When it comes to pain management, AI is used in many different aspects. Firstly, machine learning analysis of whole brain scans can more accurately identify pain than analysis of individual brain regions. Secondly, AI can estimate the correct opioid dosing and identify patients who may benefit from preoperative consultation with a hospital’s acute pain service. In an attempt to identify more objective biomarkers for pain, researchers used machine learning to analyze electroencephalography signals. They tried to predict patients who would respond to opioid therapy for acute pain, however, the results were not overly promising ― the method showed only 65% accuracy.
Operating room logistics
Difficult terms, methods, and processes aside, sometimes you just need better logistics to have better results. AI analyzes different factors, such as scheduling of operating room time or tracking movements and actions of anesthesiologists, to optimize the operating room logistics. In a study, AI approaches were used to optimize bed use for patients undergoing ophthalmologic surgery. A different study analyzed radio frequency identification tags to determine the location, orientation, and stance of anesthesiologists in the operating room. The researcher used mannequins, however, in the future, similar tracking applications with real patients can be used to better understand how the interaction of anesthesiologists with the various equipment in the room impacts patients safety.
What are the limitations of the use of AI for anesthesiology?
Researchers warn that the hype and the fascination that surrounds AI may result in unrealistic expectations and eventually disenchant clinicians and patients. They remind us that the possibilities of AI are limited and won’t always result in classifications or predictions that are superior to traditional methods. AI, just like any other tool, should be used in the right situation to answer a specific problem.
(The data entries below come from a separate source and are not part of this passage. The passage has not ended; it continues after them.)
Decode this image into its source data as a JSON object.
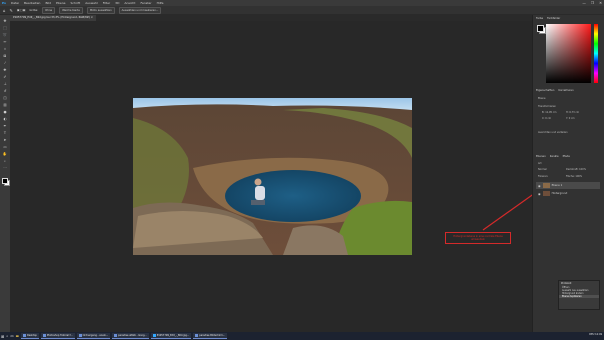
{
  "app": {
    "window_controls": [
      "—",
      "❐",
      "✕"
    ]
  },
  "menu": [
    "Datei",
    "Bearbeiten",
    "Bild",
    "Ebene",
    "Schrift",
    "Auswahl",
    "Filter",
    "3D",
    "Ansicht",
    "Fenster",
    "Hilfe"
  ],
  "options_bar": {
    "size_label": "Größe:",
    "size_value": "Ohne",
    "toggle_label": "Weiche Kante",
    "select_subject": "Motiv auswählen",
    "select_mask": "Auswählen und maskieren..."
  },
  "document_tab": {
    "title": "P1057799_Edit_-_Bild.jpg bei 33,3% (Hintergrund, RGB/8#) ×"
  },
  "right_panel": {
    "top_tabs": [
      "Farbe",
      "Farbfelder"
    ],
    "properties_tabs": [
      "Eigenschaften",
      "Korrekturen"
    ],
    "properties_sub": "Ebene",
    "transform_header": "Transformieren",
    "transform_w": "B: 11,95 cm",
    "transform_h": "H: 6,73 cm",
    "transform_x": "X: 0 cm",
    "transform_y": "Y: 0 cm",
    "align_header": "Ausrichten und verteilen",
    "layers_tabs": [
      "Ebenen",
      "Kanäle",
      "Pfade"
    ],
    "layer_filter": "Art",
    "blend_mode": "Normal",
    "opacity_label": "Deckkraft: 100%",
    "lock_label": "Fixieren:",
    "fill_label": "Fläche: 100%",
    "layers": [
      {
        "name": "Ebene 1",
        "selected": true
      },
      {
        "name": "Hintergrund",
        "selected": false
      }
    ],
    "history_header": "Protokoll",
    "history_items": [
      "Öffnen",
      "Auswahl neu auswählen",
      "Hintergrund ändern",
      "Ebene duplizieren"
    ]
  },
  "annotation": {
    "text": "Hintergrundebene in eine normale Ebene umwandeln",
    "color": "#d42a2a"
  },
  "taskbar": {
    "items": [
      "Desktop",
      "Photoshop Tutorial f...",
      "Ordnergang - analo...",
      "paradise alfalb - Goog...",
      "P1057799_Edit_-_Bild.jpg...",
      "paradise Bildschirm..."
    ],
    "tray_text": "DEU  12:49"
  }
}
Another common criticism is that AI methods can often lack transparency, resulting in “black box” results: an algorithm can make a prediction but cannot explain why such a prediction was made. Clinicians and researchers expect more transparency from this technology in the future.
Another issue is that while AI methods demonstrate correlations and identifying patterns easily, they cannot yet determine causal relationships. The good old “correlation does not mean causation” rule that every scientist keeps in mind 24/7 is applicable to artificial intelligence as well.
Finally, just like humans, artificial intelligence algorithms are prone to biases. The healthcare system is full of implicit and explicit biases that can impact the large-scale big data implementation. All of them can affect the types of predictions that Al makes based on this data.
Many AI applications for anesthesiology are now being tested in clinical settings. We are yet to find more about how they work, and which limitations and benefits they have. Just as the AI technologies themselves, we’ll learn more the more data will become available. Even more AI technologies are still being developed and even more big data implementations are happening. As of the moment, many AI software developments show significant improvements over existing methods, so we are looking forward to future results with great hope and excitement.